L’infirmité archétypale
Qu’ils boitent, soient en fauteuil roulant, ou encore de petite taille, de nombreux personnages sont, au cinéma, caractérisés par leur handicap. Que serait le Pingouin, super-vilain opposant de Batman, sans sa petite taille, ses bosses, voire ses doigts palmés dans le film de 1992 signé par Tim Burton ? Que serait l’inquiétant Docteur Folamour sans son fauteuil roulant et sa prothèse récalcitrante, qui déclenche des saluts nazis automatiques ? Le handicap physique est souvent attribué aux personnages de méchants, au point que cette caractéristique est caricaturée. En plus de Docteur Folamour, c’est par exemple le cas dans la comédie The Big Lebowski (Joel et Ethan Coen, 1998), puisque l’homonyme manipulateur du personnage-titre est un vieil homme en fauteuil roulant. On peut aussi penser à Mini-Moi, clone de petite taille du Docteur Denfer dans Austin Powers 2 et 3 de Mike Myers (1999 et 2002). Le handicap peut également être, pour un méchant, une manière de se dissimuler, comme lorsque Verbal Kint boite dans Usual Suspects (Bryan Singer, 1995) ou quand Papu simule une paralysie des jambes dans Le Miraculé (Jean-Pierre Mocky, 1987).
Le handicap moteur, symbole d’un corps diminué, dissimule parfois une intelligence hors norme ou des pouvoirs surhumains, comme ceux du Professeur Xavier dans les adaptations cinématographiques des X-Men, ou bien encore, de manière parodique, ceux du vieux père dans Everything Everywhere All at Once (Daniel Kwan et Daniel Scheinert, 2022).
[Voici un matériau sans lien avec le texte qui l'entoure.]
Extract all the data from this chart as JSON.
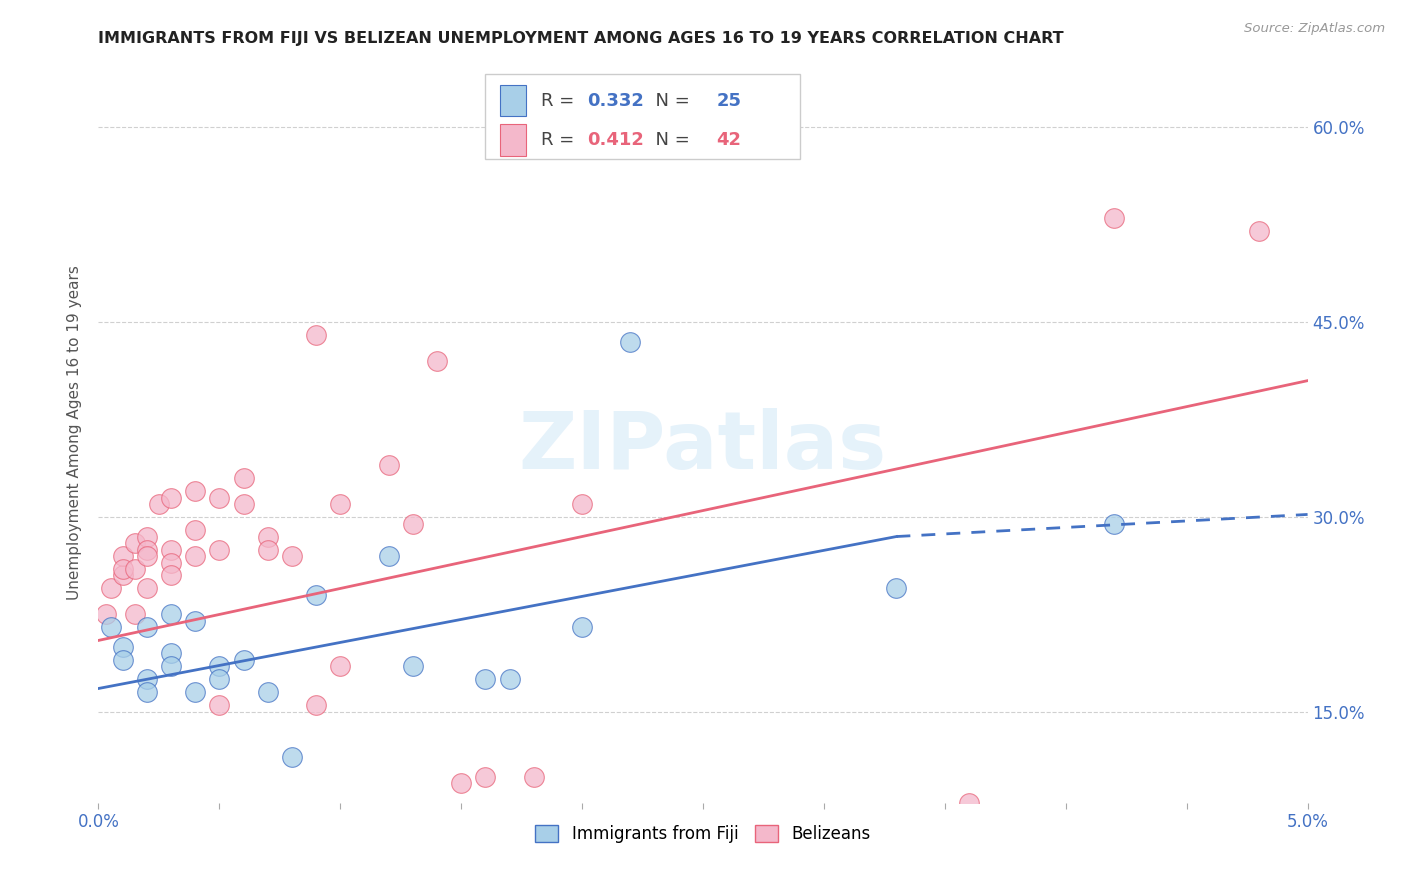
{
  "title": "IMMIGRANTS FROM FIJI VS BELIZEAN UNEMPLOYMENT AMONG AGES 16 TO 19 YEARS CORRELATION CHART",
  "source": "Source: ZipAtlas.com",
  "ylabel": "Unemployment Among Ages 16 to 19 years",
  "xlim": [
    0.0,
    0.05
  ],
  "ylim": [
    0.08,
    0.65
  ],
  "xticks_major": [
    0.0,
    0.005,
    0.01,
    0.015,
    0.02,
    0.025,
    0.03,
    0.035,
    0.04,
    0.045,
    0.05
  ],
  "xticks_labeled": [
    0.0,
    0.05
  ],
  "xticklabels": [
    "0.0%",
    "5.0%"
  ],
  "yticks_right": [
    0.15,
    0.3,
    0.45,
    0.6
  ],
  "yticklabels_right": [
    "15.0%",
    "30.0%",
    "45.0%",
    "60.0%"
  ],
  "fiji_color": "#a8cfe8",
  "fiji_color_line": "#4472c4",
  "belize_color": "#f4b8cb",
  "belize_color_line": "#e8647a",
  "fiji_R": "0.332",
  "fiji_N": "25",
  "belize_R": "0.412",
  "belize_N": "42",
  "fiji_scatter_x": [
    0.0005,
    0.001,
    0.001,
    0.002,
    0.002,
    0.002,
    0.003,
    0.003,
    0.003,
    0.004,
    0.004,
    0.005,
    0.005,
    0.006,
    0.007,
    0.008,
    0.009,
    0.012,
    0.013,
    0.016,
    0.017,
    0.02,
    0.022,
    0.033,
    0.042
  ],
  "fiji_scatter_y": [
    0.215,
    0.2,
    0.19,
    0.215,
    0.175,
    0.165,
    0.195,
    0.185,
    0.225,
    0.165,
    0.22,
    0.185,
    0.175,
    0.19,
    0.165,
    0.115,
    0.24,
    0.27,
    0.185,
    0.175,
    0.175,
    0.215,
    0.435,
    0.245,
    0.295
  ],
  "belize_scatter_x": [
    0.0003,
    0.0005,
    0.001,
    0.001,
    0.001,
    0.0015,
    0.0015,
    0.0015,
    0.002,
    0.002,
    0.002,
    0.002,
    0.0025,
    0.003,
    0.003,
    0.003,
    0.003,
    0.004,
    0.004,
    0.004,
    0.005,
    0.005,
    0.005,
    0.006,
    0.006,
    0.007,
    0.007,
    0.008,
    0.009,
    0.009,
    0.01,
    0.01,
    0.012,
    0.013,
    0.014,
    0.015,
    0.016,
    0.018,
    0.02,
    0.036,
    0.042,
    0.048
  ],
  "belize_scatter_y": [
    0.225,
    0.245,
    0.255,
    0.27,
    0.26,
    0.28,
    0.26,
    0.225,
    0.285,
    0.275,
    0.27,
    0.245,
    0.31,
    0.275,
    0.265,
    0.255,
    0.315,
    0.29,
    0.32,
    0.27,
    0.275,
    0.315,
    0.155,
    0.31,
    0.33,
    0.285,
    0.275,
    0.27,
    0.44,
    0.155,
    0.31,
    0.185,
    0.34,
    0.295,
    0.42,
    0.095,
    0.1,
    0.1,
    0.31,
    0.08,
    0.53,
    0.52
  ],
  "fiji_trend_x0": 0.0,
  "fiji_trend_x_split": 0.033,
  "fiji_trend_x1": 0.05,
  "fiji_trend_y0": 0.168,
  "fiji_trend_y_split": 0.285,
  "fiji_trend_y1": 0.302,
  "belize_trend_x0": 0.0,
  "belize_trend_x1": 0.05,
  "belize_trend_y0": 0.205,
  "belize_trend_y1": 0.405,
  "watermark": "ZIPatlas",
  "legend_fiji_label": "Immigrants from Fiji",
  "legend_belize_label": "Belizeans",
  "title_color": "#222222",
  "axis_label_color": "#555555",
  "tick_color": "#4472c4",
  "grid_color": "#d0d0d0",
  "background_color": "#ffffff"
}
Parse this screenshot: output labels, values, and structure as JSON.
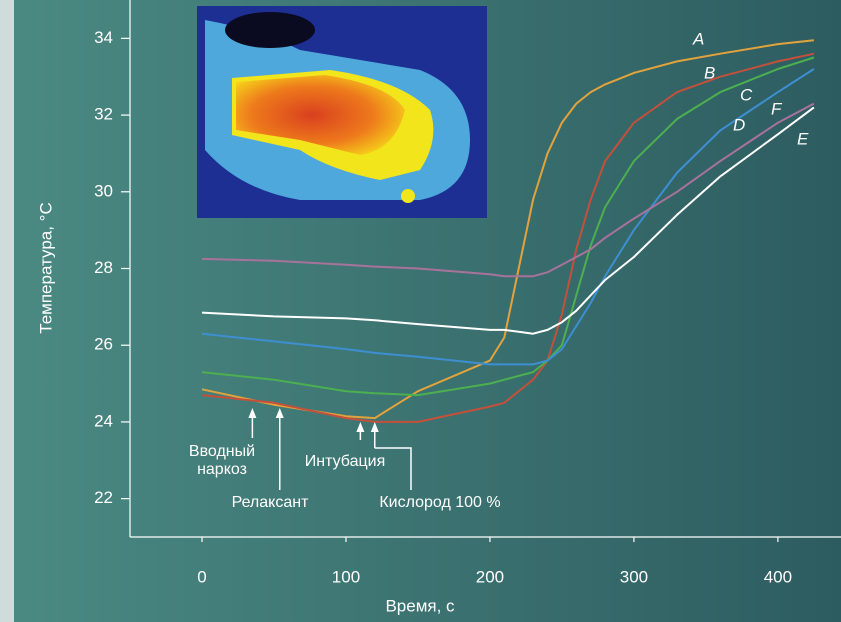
{
  "chart_data": {
    "type": "line",
    "x_label": "Время, с",
    "y_label": "Температура, °С",
    "x": [
      0,
      50,
      100,
      120,
      150,
      200,
      210,
      220,
      230,
      240,
      250,
      260,
      270,
      280,
      300,
      330,
      360,
      400,
      425
    ],
    "series": [
      {
        "name": "A",
        "color": "#e3a33c",
        "values": [
          24.85,
          24.45,
          24.15,
          24.1,
          24.8,
          25.6,
          26.2,
          28.0,
          29.8,
          31.0,
          31.8,
          32.3,
          32.6,
          32.8,
          33.1,
          33.4,
          33.6,
          33.85,
          33.95
        ]
      },
      {
        "name": "B",
        "color": "#c4503c",
        "values": [
          24.7,
          24.5,
          24.1,
          24.0,
          24.0,
          24.4,
          24.5,
          24.8,
          25.1,
          25.6,
          26.8,
          28.5,
          29.8,
          30.8,
          31.8,
          32.6,
          33.0,
          33.4,
          33.6
        ]
      },
      {
        "name": "C",
        "color": "#4caf50",
        "values": [
          25.3,
          25.1,
          24.8,
          24.75,
          24.7,
          25.0,
          25.1,
          25.2,
          25.3,
          25.6,
          26.0,
          27.3,
          28.6,
          29.6,
          30.8,
          31.9,
          32.6,
          33.2,
          33.5
        ]
      },
      {
        "name": "D",
        "color": "#3d8fd2",
        "values": [
          26.3,
          26.1,
          25.9,
          25.8,
          25.7,
          25.5,
          25.5,
          25.5,
          25.5,
          25.6,
          25.9,
          26.5,
          27.1,
          27.8,
          29.0,
          30.5,
          31.6,
          32.6,
          33.2
        ]
      },
      {
        "name": "E",
        "color": "#ffffff",
        "values": [
          26.85,
          26.75,
          26.7,
          26.65,
          26.55,
          26.4,
          26.4,
          26.35,
          26.3,
          26.4,
          26.6,
          26.9,
          27.3,
          27.7,
          28.3,
          29.4,
          30.4,
          31.5,
          32.2
        ]
      },
      {
        "name": "F",
        "color": "#a8739a",
        "values": [
          28.25,
          28.2,
          28.1,
          28.05,
          28.0,
          27.85,
          27.8,
          27.8,
          27.8,
          27.9,
          28.1,
          28.3,
          28.5,
          28.8,
          29.3,
          30.0,
          30.8,
          31.8,
          32.3
        ]
      }
    ],
    "xlim": [
      -50,
      440
    ],
    "ylim": [
      21,
      35
    ],
    "xticks": [
      0,
      100,
      200,
      300,
      400
    ],
    "yticks": [
      22,
      24,
      26,
      28,
      30,
      32,
      34
    ],
    "annotations": [
      {
        "text": [
          "Вводный",
          "наркоз"
        ],
        "x": 35
      },
      {
        "text": [
          "Релаксант"
        ],
        "x": 54
      },
      {
        "text": [
          "Интубация"
        ],
        "x": 110
      },
      {
        "text": [
          "Кислород 100 %"
        ],
        "x": 120
      }
    ]
  }
}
À la télévision, le Docteur House de la série du même nom est, quant à lui, un médecin boiteux toujours muni de sa canne, aussi acariâtre qu’il est intelligent. Les personnages en fauteuil roulant de l’entraîneuse de natation synchronisée dans Le Grand Bain (Gilles Lellouche, 2018) et de l’entraîneur dans Dodgeball ! Même pas mal !(Rawson Marshall Thurber, 2004) sont elleux aussi aussi aigri·es qu’efficaces.
Récits de reconquête
Lorsque le handicap moteur n’est pas un simple attribut, il devient le centre du récit. Alors, le plus souvent, il survient au cours du film. Qu’il soit provoqué par un accident comme dansElle et Lui(Leo McCarey, 1937) et De rouille et d’Os (Jacques Audiard, 2012), ou par une maladie comme dansFaire face (Ida Lupino, 1950), il vient bousculer une vie pleine de promesses. Les mutilés de guerre constituent, dans ce contexte, un groupe hollywoodien à part entière, symboles des États-Unis à un moment où le pays sort de la guerre du Vietnam fragilisé et en proie au doute. Ils apparaissent par exemple dans Le Retour(Hal Ashby, 1978), Voyage au bout de l’enfer(Michael Cimino, 1978), Né un 4 juillet (Oliver Stone, 1989), ou de manière détournée, sous les traits d’un soldat mutilé de la Première Guerre mondiale, dans Johnny s’en va-t-en guerre (Dalton Trumbo, 1971).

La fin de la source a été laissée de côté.